Biblical Illiteracy

I know that this is an issue that is fairly rampant throughout the United States in all age groups, but lately I have noticed an epidemic of Biblical illiteracy amongst the teens in our group. And not just here, but in previous positions as well (though our ministry now is a tad more literate than our last position).

We have a small (around 8 ) group of teens who stop by our house each Friday for a Bible Study. About 25% of our teens bring their Bibles with them to church services and our discipleship programming. But when it comes to our teens reading Scripture on their own, it does not register as a necessary practice. Or it registers as important, but not important enough to sacrifice time in other areas. For instance, while waiting for a parent to pick her daughter and niece up tonight, one said that she had not had time to read Scripture, and the other admits that an iCarly marathon (ugh. I was going to include a link, but decided to save you the death of your brain cells instead) was more pressing than reading her Bible last week (a marathon on one day takes time from the whole week? You do the math. I am not even trying on this one).
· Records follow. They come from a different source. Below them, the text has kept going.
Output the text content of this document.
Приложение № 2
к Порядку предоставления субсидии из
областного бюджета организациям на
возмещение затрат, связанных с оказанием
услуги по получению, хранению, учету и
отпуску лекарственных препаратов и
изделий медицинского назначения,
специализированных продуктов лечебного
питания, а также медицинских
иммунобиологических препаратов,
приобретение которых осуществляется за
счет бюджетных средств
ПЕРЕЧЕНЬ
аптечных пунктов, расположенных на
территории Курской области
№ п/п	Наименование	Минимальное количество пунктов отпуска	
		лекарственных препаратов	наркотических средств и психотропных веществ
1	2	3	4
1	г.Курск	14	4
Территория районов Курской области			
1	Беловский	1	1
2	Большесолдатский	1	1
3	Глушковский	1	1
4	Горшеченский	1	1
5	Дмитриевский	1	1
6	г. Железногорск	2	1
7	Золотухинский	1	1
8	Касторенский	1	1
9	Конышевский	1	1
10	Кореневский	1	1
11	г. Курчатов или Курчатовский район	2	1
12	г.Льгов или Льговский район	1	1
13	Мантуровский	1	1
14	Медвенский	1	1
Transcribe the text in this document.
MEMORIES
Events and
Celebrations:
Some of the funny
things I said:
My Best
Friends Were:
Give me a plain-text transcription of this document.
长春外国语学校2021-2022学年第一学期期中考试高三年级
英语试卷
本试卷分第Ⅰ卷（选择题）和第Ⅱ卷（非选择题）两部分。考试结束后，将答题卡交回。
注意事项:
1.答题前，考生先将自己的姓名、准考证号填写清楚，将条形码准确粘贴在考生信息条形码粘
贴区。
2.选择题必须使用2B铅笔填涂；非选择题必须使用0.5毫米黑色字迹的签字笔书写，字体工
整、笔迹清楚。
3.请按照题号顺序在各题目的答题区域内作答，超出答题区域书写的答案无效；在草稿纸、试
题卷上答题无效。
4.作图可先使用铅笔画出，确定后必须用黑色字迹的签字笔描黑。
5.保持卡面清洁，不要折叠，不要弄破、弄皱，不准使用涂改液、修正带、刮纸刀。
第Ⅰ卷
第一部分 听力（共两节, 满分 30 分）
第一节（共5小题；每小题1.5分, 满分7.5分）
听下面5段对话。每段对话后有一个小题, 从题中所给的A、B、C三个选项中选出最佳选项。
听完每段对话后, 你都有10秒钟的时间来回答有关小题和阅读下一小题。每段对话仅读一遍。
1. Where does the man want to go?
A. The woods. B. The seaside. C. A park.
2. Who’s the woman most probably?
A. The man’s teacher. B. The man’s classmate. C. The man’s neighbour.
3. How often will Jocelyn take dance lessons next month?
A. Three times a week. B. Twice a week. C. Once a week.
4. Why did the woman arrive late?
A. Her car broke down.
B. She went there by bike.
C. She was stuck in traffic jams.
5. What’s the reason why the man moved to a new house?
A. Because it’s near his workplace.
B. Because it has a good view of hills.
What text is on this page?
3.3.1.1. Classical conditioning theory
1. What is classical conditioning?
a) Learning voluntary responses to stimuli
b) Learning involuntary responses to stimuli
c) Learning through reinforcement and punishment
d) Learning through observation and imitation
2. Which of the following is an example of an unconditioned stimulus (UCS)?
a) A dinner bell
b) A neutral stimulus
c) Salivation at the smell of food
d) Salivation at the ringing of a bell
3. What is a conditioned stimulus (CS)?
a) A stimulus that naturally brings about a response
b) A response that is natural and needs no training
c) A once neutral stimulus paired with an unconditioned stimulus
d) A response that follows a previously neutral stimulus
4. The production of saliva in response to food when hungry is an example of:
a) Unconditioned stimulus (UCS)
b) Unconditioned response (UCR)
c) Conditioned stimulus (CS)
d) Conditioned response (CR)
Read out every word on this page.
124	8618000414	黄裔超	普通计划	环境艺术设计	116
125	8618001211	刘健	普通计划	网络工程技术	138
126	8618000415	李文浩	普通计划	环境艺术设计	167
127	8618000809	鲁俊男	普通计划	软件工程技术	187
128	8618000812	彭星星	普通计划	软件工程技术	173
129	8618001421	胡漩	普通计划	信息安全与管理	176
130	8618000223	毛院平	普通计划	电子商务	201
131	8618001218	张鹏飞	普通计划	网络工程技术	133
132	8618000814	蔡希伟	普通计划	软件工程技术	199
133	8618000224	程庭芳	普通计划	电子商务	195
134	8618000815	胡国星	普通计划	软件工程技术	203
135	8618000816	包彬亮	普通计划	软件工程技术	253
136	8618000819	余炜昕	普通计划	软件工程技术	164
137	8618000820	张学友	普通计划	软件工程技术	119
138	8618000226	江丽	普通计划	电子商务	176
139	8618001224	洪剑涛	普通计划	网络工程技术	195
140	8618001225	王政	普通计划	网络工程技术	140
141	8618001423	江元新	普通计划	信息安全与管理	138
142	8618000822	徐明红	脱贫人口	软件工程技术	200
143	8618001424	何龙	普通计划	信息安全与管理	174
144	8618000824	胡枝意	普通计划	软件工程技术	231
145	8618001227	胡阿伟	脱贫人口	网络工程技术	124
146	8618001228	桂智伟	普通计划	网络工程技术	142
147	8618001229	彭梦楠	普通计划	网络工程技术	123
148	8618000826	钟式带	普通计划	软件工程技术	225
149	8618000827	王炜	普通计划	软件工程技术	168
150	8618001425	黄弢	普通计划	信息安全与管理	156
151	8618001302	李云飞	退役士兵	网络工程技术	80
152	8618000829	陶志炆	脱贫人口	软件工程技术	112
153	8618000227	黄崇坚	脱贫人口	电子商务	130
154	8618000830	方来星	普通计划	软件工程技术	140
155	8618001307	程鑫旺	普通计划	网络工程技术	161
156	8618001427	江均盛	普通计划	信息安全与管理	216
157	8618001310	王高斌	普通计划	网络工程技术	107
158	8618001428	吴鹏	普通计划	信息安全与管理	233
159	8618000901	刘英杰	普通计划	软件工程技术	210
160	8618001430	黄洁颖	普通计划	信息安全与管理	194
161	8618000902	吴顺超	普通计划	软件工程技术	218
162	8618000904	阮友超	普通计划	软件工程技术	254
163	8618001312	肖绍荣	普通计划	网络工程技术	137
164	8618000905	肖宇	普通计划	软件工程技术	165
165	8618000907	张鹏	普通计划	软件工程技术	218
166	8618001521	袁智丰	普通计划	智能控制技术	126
I have tried guided journaling, Lectio Divina, giving students different translations of Scripture that are easier for them to understand, offering guided studies – all to little avail. Granted, ministry here is still new and needs time to grow roots (I am greatly encouraged by our Bible study time and the questions raised through our reading together). But why do we Americans have to compartmentalize and refuse to invest in our faith? How can we be expected to understand and grow in our faith without reading Scripture for ourselves?

So what do you do to encourage students to spend time in Scripture?

(And if you are wondering what illiterate means, go here. Pay attention to the second and third definitions.)